06/08/2014 22:13 - Economia
Radioagência
Falta de acordo derruba reunião sobre PEC que aumenta repasses para FPM
Deputados não chegam a um acordo sobre o percentual de aumento do repasse destinado ao Fundo de Participação dos Municípios (FPM) e cancelam reunião da comissão especial que analisa a Proposta de Emenda à Constituição (406/09), do deputado Alfredo Kaefer, do PSDB do Paraná.
A reunião deliberativa votaria o relatório do deputado Danilo Forte, do PMDB do Ceará. O texto do relator sugere que o percentual da arrecadação do Imposto de Renda e do Imposto sobre Produtos Industrializados (IPI) destinado ao fundo passe de 23,5% para 25,5%.
No último mês, entretanto, o governo federal apresentou uma proposta de aumento de um ponto percentual, parcelado em duas vezes. A primeira parcela, de 0,5 ponto percentual, seria repassada em julho de 2015, e a outra metade ficaria para julho de 2016.

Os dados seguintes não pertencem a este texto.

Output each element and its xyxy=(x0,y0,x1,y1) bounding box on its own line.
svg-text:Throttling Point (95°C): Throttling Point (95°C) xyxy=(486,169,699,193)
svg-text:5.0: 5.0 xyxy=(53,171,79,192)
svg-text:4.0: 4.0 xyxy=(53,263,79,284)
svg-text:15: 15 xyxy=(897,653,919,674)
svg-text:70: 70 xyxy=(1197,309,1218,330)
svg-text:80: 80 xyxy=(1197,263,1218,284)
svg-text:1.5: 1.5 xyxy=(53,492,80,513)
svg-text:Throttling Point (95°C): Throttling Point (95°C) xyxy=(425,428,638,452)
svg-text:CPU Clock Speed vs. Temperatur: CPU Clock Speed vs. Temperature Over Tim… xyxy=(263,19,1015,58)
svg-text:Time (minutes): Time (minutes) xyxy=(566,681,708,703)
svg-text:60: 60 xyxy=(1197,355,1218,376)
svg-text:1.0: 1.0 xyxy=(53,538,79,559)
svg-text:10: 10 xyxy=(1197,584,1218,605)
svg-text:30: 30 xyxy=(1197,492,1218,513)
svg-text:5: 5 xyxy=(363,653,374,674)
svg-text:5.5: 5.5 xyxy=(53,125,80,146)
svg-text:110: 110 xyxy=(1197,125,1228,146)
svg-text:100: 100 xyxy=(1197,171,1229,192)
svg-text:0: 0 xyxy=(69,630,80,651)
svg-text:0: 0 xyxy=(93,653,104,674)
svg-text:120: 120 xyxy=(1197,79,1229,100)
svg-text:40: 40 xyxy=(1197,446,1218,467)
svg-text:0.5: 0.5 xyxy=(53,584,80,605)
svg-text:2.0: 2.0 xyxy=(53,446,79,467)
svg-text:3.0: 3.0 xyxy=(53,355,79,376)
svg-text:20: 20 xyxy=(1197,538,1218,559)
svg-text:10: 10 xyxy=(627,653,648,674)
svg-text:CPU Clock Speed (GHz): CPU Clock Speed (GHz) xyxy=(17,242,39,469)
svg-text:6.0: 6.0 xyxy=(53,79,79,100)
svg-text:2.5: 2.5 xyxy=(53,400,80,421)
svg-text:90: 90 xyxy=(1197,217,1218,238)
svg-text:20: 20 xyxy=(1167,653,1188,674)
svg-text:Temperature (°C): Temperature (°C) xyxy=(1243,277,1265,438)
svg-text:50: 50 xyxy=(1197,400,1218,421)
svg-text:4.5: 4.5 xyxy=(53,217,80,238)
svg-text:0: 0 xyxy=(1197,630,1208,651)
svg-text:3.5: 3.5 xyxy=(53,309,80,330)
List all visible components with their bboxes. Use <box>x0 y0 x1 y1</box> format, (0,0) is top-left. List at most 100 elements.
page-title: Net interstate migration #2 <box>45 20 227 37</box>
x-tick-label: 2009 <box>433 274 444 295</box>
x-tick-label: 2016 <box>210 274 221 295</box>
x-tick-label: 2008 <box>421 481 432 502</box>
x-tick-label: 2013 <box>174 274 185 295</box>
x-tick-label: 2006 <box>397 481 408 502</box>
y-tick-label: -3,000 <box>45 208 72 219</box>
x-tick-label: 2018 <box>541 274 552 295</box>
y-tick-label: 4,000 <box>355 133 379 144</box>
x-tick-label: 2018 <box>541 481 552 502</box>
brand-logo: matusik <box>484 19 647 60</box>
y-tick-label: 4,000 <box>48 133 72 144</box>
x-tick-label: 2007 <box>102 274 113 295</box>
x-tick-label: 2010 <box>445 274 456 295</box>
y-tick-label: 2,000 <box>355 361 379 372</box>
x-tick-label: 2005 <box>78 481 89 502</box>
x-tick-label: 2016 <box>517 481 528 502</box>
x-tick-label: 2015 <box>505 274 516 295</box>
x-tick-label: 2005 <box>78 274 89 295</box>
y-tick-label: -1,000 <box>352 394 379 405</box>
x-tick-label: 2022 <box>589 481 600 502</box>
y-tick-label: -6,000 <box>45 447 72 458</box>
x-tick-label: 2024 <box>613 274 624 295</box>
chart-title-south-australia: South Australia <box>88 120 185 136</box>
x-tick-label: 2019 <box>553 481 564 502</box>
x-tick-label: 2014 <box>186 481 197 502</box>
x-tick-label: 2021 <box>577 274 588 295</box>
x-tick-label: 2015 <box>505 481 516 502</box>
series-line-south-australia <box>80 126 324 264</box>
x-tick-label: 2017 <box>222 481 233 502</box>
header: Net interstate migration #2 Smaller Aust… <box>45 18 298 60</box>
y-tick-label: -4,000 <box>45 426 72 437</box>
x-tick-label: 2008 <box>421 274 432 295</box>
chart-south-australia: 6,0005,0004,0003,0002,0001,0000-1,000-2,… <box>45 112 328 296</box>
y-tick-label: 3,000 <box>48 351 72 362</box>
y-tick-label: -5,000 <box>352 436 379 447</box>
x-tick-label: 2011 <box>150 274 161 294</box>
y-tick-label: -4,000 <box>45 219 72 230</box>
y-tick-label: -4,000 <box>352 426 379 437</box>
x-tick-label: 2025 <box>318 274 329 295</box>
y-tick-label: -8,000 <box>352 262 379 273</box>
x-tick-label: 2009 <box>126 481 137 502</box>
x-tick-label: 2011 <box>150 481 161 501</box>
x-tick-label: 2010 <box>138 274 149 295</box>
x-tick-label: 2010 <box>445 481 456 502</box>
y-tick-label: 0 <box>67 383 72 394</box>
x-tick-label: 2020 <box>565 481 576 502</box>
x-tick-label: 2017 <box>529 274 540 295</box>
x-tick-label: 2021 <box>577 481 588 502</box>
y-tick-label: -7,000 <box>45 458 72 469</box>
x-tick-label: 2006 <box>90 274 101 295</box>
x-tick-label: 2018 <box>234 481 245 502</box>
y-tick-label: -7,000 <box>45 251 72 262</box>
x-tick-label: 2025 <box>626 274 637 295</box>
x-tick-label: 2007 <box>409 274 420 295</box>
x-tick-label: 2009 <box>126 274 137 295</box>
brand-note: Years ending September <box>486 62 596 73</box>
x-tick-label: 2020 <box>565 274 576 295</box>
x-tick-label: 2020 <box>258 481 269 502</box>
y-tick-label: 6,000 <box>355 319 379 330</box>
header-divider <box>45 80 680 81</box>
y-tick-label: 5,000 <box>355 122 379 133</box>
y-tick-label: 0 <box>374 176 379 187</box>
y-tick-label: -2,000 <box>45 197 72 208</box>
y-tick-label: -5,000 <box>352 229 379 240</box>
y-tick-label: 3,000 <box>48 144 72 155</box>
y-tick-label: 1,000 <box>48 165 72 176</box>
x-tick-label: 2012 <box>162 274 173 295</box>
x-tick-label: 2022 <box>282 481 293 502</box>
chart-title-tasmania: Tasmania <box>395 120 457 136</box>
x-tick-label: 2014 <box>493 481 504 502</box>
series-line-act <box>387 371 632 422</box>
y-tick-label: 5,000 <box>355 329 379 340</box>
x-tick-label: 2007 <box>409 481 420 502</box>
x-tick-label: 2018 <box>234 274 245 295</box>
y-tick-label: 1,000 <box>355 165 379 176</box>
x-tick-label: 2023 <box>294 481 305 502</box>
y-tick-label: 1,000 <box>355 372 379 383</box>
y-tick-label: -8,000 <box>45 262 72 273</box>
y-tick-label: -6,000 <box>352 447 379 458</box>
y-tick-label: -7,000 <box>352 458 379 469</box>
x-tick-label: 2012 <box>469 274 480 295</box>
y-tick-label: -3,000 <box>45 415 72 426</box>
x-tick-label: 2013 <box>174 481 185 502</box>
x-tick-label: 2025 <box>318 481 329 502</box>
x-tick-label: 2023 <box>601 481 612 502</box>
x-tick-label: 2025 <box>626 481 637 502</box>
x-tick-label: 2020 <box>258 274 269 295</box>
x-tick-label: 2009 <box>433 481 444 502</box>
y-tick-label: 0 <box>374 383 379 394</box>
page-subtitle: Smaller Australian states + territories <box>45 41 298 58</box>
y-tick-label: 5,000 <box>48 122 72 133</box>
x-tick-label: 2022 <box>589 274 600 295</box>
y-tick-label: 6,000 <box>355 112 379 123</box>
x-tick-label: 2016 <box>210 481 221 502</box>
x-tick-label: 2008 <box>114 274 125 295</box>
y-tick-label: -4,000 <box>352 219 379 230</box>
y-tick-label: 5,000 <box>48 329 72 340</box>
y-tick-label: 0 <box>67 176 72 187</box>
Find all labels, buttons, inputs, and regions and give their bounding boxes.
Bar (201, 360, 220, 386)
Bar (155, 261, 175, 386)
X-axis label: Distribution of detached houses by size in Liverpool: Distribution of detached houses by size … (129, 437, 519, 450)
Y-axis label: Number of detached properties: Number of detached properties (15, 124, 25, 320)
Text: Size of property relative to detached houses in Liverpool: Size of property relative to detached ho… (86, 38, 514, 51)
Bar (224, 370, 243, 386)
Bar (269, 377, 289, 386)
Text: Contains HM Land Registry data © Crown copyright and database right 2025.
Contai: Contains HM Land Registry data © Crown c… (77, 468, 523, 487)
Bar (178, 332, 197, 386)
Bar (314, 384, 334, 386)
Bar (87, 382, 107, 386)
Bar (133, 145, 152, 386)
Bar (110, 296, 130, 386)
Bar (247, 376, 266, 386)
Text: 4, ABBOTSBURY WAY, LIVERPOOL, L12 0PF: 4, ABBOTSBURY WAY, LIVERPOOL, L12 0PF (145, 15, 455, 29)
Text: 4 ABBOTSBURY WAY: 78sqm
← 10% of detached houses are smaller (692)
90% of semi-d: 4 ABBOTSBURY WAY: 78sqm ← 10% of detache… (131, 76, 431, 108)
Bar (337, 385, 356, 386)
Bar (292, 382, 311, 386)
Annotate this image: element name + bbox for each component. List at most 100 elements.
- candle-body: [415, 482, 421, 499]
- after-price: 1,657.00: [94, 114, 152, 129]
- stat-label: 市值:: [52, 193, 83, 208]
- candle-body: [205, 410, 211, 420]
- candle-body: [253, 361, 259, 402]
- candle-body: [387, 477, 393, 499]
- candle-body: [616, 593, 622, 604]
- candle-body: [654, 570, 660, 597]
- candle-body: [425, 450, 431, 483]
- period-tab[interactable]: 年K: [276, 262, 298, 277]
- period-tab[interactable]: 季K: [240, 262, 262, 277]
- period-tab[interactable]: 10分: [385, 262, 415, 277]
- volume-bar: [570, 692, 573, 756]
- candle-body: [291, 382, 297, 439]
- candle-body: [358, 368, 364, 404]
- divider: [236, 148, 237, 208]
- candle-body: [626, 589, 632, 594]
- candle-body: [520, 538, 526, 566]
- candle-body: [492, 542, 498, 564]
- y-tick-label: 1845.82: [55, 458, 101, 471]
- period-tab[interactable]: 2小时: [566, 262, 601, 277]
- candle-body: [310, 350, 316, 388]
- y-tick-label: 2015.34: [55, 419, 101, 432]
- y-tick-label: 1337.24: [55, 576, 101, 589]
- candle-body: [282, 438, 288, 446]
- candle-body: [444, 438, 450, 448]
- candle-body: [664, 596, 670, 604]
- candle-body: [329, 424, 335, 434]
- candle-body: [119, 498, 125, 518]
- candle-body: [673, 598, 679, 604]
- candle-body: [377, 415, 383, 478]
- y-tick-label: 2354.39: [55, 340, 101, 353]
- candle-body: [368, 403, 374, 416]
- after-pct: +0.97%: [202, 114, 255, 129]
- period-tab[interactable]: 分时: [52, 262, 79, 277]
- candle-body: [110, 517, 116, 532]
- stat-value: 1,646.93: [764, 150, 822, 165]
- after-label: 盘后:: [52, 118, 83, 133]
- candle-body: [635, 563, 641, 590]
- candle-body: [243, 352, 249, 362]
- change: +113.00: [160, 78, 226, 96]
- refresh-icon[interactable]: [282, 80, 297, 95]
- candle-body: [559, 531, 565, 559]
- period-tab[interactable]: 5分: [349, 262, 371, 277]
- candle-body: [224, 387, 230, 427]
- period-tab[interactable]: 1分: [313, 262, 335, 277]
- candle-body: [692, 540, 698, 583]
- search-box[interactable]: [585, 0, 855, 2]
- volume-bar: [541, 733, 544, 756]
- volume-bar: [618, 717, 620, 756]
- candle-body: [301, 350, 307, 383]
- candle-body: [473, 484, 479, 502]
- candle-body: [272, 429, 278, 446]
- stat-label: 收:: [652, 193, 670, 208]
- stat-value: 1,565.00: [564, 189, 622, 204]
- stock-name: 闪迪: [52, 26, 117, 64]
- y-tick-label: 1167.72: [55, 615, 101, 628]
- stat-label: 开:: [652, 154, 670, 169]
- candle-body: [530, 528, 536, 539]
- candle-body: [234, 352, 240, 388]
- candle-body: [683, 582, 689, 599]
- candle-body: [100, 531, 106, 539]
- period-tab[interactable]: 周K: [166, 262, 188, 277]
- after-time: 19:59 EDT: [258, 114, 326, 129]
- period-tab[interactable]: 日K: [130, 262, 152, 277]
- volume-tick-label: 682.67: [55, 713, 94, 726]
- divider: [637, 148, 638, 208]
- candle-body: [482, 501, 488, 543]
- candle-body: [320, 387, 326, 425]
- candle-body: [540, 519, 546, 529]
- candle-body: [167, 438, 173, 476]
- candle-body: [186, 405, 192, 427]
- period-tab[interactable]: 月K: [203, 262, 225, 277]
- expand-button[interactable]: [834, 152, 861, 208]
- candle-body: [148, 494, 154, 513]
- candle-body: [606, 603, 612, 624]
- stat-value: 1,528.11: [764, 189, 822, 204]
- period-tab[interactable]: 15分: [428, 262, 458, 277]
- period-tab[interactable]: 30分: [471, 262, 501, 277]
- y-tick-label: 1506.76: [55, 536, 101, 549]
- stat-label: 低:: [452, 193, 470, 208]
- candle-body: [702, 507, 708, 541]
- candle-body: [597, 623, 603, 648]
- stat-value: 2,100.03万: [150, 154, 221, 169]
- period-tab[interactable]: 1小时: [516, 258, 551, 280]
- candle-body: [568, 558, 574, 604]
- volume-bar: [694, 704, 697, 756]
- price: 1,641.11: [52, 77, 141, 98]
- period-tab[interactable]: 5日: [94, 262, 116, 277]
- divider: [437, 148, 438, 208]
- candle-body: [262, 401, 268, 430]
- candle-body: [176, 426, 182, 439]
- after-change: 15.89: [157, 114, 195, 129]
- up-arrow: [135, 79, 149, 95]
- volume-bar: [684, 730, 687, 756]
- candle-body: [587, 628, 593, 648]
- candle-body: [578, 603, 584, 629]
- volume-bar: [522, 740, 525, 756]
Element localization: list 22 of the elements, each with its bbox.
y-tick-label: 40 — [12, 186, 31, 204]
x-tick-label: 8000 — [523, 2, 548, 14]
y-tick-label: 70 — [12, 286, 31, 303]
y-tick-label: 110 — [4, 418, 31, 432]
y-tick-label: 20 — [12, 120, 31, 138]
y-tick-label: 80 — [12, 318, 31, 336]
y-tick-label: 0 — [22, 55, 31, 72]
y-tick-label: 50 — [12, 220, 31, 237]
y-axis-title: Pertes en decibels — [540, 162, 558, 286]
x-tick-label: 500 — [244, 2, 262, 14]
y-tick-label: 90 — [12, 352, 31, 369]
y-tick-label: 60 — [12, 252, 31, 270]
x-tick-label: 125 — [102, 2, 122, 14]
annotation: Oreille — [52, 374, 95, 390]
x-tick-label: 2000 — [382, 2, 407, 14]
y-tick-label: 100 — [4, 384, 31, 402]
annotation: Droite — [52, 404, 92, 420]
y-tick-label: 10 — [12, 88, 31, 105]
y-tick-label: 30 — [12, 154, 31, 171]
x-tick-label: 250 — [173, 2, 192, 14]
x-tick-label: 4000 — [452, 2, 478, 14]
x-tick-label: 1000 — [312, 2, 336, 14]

Inicialmente, essa proposta não agradava os prefeitos. No entanto, a Confederação Nacional de Municípios (CNM) voltou atrás e aceitou a proposta do governo. Nesta semana, a CNM comemorou a aprovação da PEC, do Senado Federal, que aumenta em um ponto percentual o montante destinado ao fundo, nos moldes da proposta governista.
O presidente da CNM, Paulo Ziulkoski, disse que a entidade representa a vontade dos municípios e a maioria concordou em aceitar a proposta.
"Um grupo, que nós respeitamos, quer 2%. Só que a ampla maioria decidiu aceitar 1%. Então, a posição da entidade é a posição dos prefeitos. E a maioria dos prefeitos aceitaria 1%. O Senado já aprovou 1%, falta a Câmara agora se pronunciar."
Danilo Forte disse que não desistirá do acordo construído na comissão especial e que manterá o seu relatório com os dois pontos percentuais de aumento.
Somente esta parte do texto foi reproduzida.